The empirical evaluation establishes the efficiency and scalability of the Apollo models:
Achieves a score of 55.1 on LongVideoBench and performs competitively on additional benchmarks such as Video-MME and ApolloBench.
Records state-of-the-art performance among 7B models with a score of 70.9 on MLVU and 63.3 on Video-MME, demonstrating that careful architectural decisions can yield performance benefits comparable to much larger models.
The study underscores that the unified architecture performs on par with or slightly better than split architectural designs, providing both parameter and computational efficiency. Moreover, the results validate that training decisions derived from smaller scale experiments can be robustly transferred to larger models without significant loss in predictive capability.
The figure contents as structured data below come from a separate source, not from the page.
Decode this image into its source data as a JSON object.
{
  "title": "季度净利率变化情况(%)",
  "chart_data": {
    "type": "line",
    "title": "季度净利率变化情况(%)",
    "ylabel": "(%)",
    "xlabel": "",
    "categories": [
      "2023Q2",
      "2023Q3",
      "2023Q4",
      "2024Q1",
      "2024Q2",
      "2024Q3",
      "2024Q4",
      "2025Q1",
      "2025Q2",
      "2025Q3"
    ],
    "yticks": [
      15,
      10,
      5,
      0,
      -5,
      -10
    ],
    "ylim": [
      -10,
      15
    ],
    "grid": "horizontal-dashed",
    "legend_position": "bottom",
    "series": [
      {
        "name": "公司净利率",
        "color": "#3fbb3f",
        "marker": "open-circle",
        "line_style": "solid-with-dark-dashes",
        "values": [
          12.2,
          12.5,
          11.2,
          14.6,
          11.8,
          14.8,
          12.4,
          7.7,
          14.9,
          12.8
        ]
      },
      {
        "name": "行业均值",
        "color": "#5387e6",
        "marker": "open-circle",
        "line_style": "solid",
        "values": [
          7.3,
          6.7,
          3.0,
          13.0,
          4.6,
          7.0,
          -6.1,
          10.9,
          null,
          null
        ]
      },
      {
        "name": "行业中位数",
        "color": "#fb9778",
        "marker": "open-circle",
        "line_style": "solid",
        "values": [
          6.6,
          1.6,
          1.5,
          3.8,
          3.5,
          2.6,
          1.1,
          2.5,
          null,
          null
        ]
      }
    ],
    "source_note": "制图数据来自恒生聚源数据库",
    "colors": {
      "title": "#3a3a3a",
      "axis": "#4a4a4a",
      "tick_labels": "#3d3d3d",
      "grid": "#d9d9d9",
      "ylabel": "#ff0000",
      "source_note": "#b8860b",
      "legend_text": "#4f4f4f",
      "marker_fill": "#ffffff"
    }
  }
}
Implications for Future Work
The findings from this paper have several practical implications:
- Efficient Experimentation:
The establishment of scaling consistency allows researchers to minimize computational costs by conducting initial explorations on smaller models before scaling up.
ApolloBench represents a significant step forward in creating evaluation protocols that reduce compute time while rigorously testing temporal reasoning in video-LMM settings.
Practitioners can adopt the fps-based sampling, optimal token management, and unified architectures to build more efficient and effective video understanding systems.
Overall, the paper provides a detailed road map for the design and training of state-of-the-art video-LMMs, balancing between rigorous empirical analysis and practical engineering trade-offs. This level of insight is essential for advancing video understanding in complex multimodal settings while managing resource constraints.